If the origin is the centroid of a $\triangle A B C$ having vertices $A(a, 1,3)$, $B(-2, b,-5)$ and $C(4,7, c)$, then find the values of $a, b, c$.
Given that origin is the centroid of the $\triangle A B C$ i.e., $G(0,0,0)$.
$$\begin{array}{ll} \because \quad & 0=\frac{a-2+4}{3} \Rightarrow a=-2 \\ & 0=\frac{1+b+7}{3} \Rightarrow b=-8 \\ & 0=\frac{3-5+c}{3} \Rightarrow c=+2 \\ \therefore \quad & a=-2, b=-8 \text { and } c=2 \end{array}$$
If $A(2,2,-3), B(5,6,9), C(2,7,9)$ be the vertices of a triangle.

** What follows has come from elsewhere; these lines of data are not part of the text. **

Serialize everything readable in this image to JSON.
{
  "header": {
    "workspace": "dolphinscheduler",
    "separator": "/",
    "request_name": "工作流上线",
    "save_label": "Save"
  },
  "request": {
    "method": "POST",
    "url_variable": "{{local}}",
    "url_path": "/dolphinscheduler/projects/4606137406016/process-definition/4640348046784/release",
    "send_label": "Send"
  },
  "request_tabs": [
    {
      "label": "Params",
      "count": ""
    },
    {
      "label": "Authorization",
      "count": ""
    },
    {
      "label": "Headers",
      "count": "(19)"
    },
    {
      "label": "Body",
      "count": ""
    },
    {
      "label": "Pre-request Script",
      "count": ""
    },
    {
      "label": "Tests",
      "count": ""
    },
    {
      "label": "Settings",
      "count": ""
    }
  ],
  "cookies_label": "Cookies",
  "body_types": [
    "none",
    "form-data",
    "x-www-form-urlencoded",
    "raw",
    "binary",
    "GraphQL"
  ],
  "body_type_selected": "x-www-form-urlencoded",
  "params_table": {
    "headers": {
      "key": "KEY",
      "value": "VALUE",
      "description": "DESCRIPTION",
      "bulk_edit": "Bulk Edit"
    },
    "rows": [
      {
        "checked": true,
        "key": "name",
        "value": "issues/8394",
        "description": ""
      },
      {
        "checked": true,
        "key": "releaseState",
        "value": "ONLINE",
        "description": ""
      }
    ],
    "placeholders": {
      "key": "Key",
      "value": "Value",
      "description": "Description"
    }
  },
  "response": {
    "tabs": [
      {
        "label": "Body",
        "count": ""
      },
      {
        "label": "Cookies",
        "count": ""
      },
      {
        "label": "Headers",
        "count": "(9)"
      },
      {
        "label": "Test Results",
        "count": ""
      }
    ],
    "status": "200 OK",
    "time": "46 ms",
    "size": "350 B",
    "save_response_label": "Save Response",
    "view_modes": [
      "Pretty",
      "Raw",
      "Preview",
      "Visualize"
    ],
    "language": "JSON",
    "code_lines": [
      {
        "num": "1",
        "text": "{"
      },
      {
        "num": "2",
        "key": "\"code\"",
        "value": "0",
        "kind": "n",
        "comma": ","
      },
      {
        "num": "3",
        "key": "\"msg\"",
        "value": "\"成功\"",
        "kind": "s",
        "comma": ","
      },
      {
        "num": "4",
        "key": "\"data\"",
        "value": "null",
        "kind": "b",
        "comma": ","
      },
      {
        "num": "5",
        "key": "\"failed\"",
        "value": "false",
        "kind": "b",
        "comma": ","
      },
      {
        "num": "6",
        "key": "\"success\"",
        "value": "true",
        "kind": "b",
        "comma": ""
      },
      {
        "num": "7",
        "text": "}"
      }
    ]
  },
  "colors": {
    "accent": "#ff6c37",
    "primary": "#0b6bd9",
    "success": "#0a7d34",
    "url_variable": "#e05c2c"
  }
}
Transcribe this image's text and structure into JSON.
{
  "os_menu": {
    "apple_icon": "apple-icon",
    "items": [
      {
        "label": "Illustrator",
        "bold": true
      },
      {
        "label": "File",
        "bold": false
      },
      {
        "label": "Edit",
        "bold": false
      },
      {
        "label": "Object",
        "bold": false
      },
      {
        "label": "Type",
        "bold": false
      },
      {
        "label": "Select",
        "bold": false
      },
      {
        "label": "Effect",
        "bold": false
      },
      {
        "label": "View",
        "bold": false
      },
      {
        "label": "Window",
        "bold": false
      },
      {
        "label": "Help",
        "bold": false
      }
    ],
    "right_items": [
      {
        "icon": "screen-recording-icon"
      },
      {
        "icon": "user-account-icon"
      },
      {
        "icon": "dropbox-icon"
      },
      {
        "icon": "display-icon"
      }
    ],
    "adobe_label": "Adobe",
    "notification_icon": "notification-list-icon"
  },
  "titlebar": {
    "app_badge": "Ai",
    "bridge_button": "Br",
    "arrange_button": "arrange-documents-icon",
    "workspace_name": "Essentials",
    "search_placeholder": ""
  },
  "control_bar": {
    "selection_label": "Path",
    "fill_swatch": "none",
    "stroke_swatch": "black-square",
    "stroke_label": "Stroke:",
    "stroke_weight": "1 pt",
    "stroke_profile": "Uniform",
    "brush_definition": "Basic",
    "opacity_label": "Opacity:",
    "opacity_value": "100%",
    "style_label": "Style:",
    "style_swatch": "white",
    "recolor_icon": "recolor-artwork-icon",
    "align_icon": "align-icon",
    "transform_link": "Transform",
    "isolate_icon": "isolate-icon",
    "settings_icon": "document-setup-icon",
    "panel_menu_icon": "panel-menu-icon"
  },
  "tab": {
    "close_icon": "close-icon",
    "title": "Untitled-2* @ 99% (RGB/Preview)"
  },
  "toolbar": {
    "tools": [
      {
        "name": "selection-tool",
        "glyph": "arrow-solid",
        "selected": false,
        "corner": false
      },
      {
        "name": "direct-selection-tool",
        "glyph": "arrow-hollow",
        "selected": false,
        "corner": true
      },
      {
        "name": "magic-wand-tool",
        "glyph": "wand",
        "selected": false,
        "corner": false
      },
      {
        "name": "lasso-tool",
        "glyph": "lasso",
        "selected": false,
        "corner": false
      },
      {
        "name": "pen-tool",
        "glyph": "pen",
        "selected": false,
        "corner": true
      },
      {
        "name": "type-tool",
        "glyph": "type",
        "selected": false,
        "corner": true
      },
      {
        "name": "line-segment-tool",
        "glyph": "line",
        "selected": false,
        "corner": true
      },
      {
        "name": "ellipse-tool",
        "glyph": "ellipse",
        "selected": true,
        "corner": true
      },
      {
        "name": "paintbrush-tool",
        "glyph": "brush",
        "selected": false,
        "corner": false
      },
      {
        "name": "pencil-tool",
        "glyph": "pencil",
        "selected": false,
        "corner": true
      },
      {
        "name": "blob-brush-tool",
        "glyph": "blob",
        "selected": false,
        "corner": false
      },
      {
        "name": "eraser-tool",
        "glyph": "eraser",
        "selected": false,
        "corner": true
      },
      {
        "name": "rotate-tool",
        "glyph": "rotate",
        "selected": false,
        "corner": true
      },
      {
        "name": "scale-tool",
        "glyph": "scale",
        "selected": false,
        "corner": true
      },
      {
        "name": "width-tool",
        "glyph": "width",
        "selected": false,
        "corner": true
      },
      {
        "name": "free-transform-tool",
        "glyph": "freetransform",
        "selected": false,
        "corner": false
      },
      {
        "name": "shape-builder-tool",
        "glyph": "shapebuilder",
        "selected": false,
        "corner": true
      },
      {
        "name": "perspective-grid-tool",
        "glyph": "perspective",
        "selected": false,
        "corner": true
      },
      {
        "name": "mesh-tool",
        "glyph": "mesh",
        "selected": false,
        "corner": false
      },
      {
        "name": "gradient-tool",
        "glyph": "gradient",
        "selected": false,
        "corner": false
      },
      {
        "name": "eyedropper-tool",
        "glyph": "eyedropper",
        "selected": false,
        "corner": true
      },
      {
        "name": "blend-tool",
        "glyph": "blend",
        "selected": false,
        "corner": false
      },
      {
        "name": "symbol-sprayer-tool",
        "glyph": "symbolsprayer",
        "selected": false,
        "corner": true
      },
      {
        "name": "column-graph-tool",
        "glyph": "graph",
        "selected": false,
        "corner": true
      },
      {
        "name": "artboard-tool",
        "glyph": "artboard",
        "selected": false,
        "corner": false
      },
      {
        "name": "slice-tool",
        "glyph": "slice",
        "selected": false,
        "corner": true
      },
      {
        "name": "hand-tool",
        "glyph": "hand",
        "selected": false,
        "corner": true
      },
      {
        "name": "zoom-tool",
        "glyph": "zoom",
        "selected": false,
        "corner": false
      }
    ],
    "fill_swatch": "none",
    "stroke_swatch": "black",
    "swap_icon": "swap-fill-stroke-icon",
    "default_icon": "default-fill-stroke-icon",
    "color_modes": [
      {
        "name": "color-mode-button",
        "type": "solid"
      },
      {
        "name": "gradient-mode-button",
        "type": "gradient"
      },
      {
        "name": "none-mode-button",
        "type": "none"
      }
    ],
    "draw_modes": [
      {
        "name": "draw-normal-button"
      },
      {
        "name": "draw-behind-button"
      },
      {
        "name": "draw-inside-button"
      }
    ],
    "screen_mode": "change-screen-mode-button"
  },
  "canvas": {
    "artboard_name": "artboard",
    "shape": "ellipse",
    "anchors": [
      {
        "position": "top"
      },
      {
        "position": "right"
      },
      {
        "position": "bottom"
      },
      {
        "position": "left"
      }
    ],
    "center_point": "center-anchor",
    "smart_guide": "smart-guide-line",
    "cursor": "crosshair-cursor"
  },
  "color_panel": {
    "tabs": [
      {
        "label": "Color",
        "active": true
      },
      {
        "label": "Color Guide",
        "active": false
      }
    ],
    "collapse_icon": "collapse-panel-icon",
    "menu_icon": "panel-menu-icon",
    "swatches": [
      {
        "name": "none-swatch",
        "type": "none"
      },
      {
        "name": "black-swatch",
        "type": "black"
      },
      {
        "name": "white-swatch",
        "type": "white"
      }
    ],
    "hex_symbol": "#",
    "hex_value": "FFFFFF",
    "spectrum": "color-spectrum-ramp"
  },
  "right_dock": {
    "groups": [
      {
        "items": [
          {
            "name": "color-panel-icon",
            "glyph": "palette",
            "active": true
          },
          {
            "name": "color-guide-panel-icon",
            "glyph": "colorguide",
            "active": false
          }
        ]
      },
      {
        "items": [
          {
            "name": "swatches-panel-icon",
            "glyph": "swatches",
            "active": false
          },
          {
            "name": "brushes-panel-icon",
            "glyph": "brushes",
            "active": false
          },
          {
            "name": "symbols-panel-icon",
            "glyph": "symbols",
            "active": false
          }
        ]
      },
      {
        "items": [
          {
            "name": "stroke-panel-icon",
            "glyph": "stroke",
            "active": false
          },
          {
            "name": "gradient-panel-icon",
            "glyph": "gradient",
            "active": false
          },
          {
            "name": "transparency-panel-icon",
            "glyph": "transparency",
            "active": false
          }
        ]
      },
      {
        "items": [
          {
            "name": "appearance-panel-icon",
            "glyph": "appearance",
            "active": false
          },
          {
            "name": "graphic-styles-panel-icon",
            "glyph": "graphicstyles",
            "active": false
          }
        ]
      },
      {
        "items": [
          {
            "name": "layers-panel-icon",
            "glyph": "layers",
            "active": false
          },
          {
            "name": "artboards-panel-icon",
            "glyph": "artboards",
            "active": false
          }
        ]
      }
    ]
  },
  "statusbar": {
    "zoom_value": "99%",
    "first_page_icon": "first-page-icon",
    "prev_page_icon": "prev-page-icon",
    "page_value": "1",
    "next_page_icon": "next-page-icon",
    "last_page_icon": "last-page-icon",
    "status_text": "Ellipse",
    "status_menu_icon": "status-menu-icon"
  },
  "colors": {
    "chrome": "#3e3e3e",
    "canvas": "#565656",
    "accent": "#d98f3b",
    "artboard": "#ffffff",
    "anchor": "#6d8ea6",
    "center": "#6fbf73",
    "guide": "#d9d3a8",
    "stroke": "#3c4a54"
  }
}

The internal bisector of the angle $A$ meets $B C$ at the point $D$, then find the coordinates of $D$.
Let the coordinates of $D$ are $(x, y, z)$.
$$\begin{aligned} A B & =\sqrt{9+16+144}=\sqrt{169}=13 \\ A C & =\sqrt{0+25+144}=\sqrt{169}=\sqrt{13} \\ \Rightarrow \quad \frac{A B}{A C} & =\frac{13}{13} \Rightarrow A B=A C \\ \frac{B D}{D C} & =\frac{1}{1} \Rightarrow B D=D C \end{aligned}$$
Since, $D$ is divide the line $B C$ in two equal parts. So, $D$ is the mid-point of $B C$.
$$\begin{array}{ll} \therefore & x=\frac{5+2}{2}=7 / 2 \\ \Rightarrow & y=\frac{6+7}{2}=13 / 2 \\ \Rightarrow & z=\frac{9+9}{2}=9 \end{array}$$
So, the coordinates of $D$ are $\left(\frac{7}{2}, \frac{13}{2}, 9\right)$.
Show that the three points $A(2,3,4), B(1,2,-3)$ and $C(-4,1,-10)$ are collinear and find the ratio in which $C$ divides $A B$.
Given points are $A(2,3,4), B(-1,2,-3)$ and $C(-4,1,-10)$.
$$\begin{aligned} & \therefore \quad A B=\sqrt{(2+1)^2+(3-2)^2+(4+3)^2} \\ & =\sqrt{9+1+49}=\sqrt{59} \\ & B C=\sqrt{(-1+4)^2+(2-1)^2+(-3+10)^2} \\ & =\sqrt{9+1+49}=\sqrt{59} \\ & A C=\sqrt{(2+4)^2+(3-1)^2+(4+10)^2} \\ & =\sqrt{36+4+196} \\ & =\sqrt{236}=2 \sqrt{59} \\ & \text { Now, } \\ & A B+B C=\sqrt{59}+\sqrt{59}=2 \sqrt{59} \\ & \because \quad A B+B C=A C \end{aligned}$$
Hence, the points $A, B$ and $C$ are collinear.
Now, $$A C: B C=2 \sqrt{59}: \sqrt{59}=2: 1$$
So, $C$ divide $A B$ in $2: 1$ externally.